My mom was an office aid at our school, but to the kids she was “Recess teacher” or simply “Recess”. It drove her nuts. “I do other things at this school!” Well to them she was the lady who made them stand by the fence if they acted up, broke up their fights, etc. Later she was the lady who chased one of them up “Spanish Hill” with her new powers. Steve casually glanced over his shoulder to see who was coming, but his demeanor immediately turned to panic and he pedaled his heart out in vain. Mrs. J. loved a good joke. It was a hot day. Mrs. J. loved her new squirters that poked out of the grill of her car. It ended with his backside being sprayed. Poor Steve. I don’t even know if he deserved it or not. Probably not. But I think this story would be funnier if she had yelled, “Call me ‘Recess’ one more time!”
Other kids would beg Mrs. J to spray them and of course she was happy to honor those requests. Then my dad sprayed some kid in a parking lot on our way to Lake Tahoe. He looked down at his leg in horror.
The feature was most useful when we drove on the freeway because we were going fast enough for the water to go up over our car and hit cars behind us, so we used that against all tailgaters.

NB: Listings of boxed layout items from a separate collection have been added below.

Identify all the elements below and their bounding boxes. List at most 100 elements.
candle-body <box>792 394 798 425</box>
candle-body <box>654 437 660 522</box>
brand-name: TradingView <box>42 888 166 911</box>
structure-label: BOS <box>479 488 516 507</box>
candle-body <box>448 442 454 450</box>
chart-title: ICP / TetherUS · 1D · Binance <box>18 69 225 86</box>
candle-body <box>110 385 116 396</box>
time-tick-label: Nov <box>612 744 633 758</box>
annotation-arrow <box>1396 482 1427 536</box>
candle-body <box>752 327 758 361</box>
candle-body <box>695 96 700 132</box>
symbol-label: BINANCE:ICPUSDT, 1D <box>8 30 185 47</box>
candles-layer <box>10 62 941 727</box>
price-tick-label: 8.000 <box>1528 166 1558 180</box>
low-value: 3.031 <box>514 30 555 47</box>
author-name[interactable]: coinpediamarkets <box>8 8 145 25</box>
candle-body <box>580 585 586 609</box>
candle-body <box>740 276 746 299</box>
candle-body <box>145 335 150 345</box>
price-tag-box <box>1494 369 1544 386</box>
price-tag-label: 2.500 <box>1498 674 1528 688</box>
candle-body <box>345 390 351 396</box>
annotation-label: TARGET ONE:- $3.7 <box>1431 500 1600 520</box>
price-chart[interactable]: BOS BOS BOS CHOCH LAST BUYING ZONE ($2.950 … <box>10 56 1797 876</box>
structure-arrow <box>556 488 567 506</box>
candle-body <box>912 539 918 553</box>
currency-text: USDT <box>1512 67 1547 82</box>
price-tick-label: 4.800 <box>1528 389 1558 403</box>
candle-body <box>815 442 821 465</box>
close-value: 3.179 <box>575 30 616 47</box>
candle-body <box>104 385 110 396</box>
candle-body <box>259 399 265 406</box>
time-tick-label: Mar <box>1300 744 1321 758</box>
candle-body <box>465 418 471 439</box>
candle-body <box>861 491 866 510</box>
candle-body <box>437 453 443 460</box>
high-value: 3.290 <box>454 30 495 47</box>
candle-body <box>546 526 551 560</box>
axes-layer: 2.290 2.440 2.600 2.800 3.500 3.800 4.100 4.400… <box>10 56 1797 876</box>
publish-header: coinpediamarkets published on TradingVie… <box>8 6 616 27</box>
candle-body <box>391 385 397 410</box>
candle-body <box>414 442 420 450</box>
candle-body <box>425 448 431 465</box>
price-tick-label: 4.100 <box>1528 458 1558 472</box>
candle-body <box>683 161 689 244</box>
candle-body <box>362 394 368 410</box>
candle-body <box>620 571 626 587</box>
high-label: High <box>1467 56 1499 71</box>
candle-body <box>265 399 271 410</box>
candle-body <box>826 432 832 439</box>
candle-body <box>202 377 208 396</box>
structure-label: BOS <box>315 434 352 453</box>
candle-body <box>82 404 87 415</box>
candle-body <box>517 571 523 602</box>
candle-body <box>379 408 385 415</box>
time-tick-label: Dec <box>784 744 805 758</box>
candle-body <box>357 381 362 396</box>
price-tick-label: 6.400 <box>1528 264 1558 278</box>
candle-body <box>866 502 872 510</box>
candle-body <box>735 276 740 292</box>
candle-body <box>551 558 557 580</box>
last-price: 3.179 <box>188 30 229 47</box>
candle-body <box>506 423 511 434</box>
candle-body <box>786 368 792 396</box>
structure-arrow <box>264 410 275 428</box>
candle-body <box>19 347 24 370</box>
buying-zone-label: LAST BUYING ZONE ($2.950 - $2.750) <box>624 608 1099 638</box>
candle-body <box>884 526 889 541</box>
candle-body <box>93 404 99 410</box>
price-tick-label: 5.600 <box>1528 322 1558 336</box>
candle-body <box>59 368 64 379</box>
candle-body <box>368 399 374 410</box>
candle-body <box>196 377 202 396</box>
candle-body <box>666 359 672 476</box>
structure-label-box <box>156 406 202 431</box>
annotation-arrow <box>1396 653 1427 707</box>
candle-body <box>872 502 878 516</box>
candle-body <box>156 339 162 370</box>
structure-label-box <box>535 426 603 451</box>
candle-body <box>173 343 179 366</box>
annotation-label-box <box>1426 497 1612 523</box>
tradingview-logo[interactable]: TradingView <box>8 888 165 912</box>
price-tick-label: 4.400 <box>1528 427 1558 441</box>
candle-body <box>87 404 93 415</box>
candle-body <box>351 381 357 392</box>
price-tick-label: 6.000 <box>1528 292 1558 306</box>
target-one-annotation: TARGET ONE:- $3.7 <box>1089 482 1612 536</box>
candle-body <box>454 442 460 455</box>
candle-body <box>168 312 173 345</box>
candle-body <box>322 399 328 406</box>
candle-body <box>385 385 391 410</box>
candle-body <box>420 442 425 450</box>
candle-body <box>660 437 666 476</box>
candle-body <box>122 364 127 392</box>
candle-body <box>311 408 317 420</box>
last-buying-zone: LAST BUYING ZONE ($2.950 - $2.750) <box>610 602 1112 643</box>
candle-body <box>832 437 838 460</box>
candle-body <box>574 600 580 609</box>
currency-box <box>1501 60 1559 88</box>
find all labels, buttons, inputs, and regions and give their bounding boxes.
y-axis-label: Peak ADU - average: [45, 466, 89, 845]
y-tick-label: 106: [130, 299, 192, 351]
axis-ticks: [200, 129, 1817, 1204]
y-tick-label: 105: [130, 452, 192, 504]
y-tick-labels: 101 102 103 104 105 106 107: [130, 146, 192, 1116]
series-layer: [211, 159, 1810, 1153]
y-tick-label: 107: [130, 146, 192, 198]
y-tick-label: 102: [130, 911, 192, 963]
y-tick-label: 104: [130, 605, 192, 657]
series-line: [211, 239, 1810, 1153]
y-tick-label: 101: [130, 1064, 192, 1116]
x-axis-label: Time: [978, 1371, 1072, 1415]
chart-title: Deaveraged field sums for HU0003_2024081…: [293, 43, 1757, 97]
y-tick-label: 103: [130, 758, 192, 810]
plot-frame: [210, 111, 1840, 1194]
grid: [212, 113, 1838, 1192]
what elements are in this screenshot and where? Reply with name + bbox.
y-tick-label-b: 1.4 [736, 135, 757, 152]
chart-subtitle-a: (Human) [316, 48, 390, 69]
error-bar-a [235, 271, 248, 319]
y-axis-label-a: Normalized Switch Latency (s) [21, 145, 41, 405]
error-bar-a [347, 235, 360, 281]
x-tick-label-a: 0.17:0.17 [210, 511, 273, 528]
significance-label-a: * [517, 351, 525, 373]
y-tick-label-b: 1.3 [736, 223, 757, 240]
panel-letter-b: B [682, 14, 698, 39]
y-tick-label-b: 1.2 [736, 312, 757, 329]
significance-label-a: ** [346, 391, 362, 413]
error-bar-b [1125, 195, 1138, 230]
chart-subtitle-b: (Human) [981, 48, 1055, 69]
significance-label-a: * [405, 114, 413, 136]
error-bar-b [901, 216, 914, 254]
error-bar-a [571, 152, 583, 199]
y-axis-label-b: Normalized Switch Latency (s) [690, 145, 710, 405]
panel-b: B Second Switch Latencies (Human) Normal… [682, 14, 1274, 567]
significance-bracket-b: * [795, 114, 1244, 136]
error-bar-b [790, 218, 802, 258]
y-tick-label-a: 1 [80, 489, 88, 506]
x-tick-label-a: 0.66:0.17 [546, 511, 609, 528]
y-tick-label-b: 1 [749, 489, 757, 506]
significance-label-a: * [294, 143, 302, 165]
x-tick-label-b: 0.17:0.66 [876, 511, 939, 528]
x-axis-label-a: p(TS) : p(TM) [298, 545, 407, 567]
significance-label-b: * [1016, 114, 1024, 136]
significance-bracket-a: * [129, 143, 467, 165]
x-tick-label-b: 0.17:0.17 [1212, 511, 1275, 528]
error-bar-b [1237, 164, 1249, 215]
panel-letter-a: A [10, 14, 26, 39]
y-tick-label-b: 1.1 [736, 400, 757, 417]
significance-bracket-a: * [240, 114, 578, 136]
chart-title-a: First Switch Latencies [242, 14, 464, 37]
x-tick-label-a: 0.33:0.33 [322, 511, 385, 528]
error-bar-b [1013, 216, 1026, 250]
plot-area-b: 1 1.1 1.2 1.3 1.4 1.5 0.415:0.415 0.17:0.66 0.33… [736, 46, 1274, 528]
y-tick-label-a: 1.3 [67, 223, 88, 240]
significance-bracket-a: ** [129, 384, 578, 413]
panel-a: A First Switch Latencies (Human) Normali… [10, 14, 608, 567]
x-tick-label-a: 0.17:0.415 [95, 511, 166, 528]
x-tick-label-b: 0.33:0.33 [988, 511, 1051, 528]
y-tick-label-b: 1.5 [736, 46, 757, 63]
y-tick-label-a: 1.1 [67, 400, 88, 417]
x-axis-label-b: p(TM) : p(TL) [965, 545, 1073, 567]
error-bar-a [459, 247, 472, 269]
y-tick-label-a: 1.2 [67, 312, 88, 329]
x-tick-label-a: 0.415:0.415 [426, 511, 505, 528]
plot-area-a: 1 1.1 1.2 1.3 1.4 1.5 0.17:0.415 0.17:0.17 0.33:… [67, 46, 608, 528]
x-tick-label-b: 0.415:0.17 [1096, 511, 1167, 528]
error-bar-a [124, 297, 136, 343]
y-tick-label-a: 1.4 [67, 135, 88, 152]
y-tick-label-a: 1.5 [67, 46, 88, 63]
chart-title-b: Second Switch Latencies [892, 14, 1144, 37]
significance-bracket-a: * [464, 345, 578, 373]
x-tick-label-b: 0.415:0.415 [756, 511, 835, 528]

They would immediately back off, wondering what the heck was up with the car in front of them. The most validating moment was when they had to turn on their windshield wipers. We never did follow through on our idea to fill the reservoir with green water to make them feel extra concerned.
I think Mom’s best friend finally decided she should get a taste of her own medicine. We were heading to the movies and when we stopped at the 7-11 to get candy, some of us waited in the car. When Mom walked back out and in front of it, her friend pushed the button, thinking there was one sprayer in the middle, but no. There were two squirters that were not down the middle.
Carolyn completely missed my mom.
Carolyn successfully sprayed a complete stranger right in the crotch. He looked down at his pants. He looked up in horror at Carolyn, who was probably peeing her pants for real because she was laughing so hard, then back at his crotch. There was a half smile, almost like he didn’t know whether to be offended or impressed. I don’t think he liked being sprayed in the crotch. I think he secretly wished he could spray other people in the crotch. His facial expressions will be etched in my memory forever.
I think I can share this because surely the statute of limitations for crotch spraying has passed. I think. Just in case, I cannot confirm or deny that my mom sprayed innocent children or that her best friend made a grown man look like he peed himself.
May this fictional, yet true story live on forever!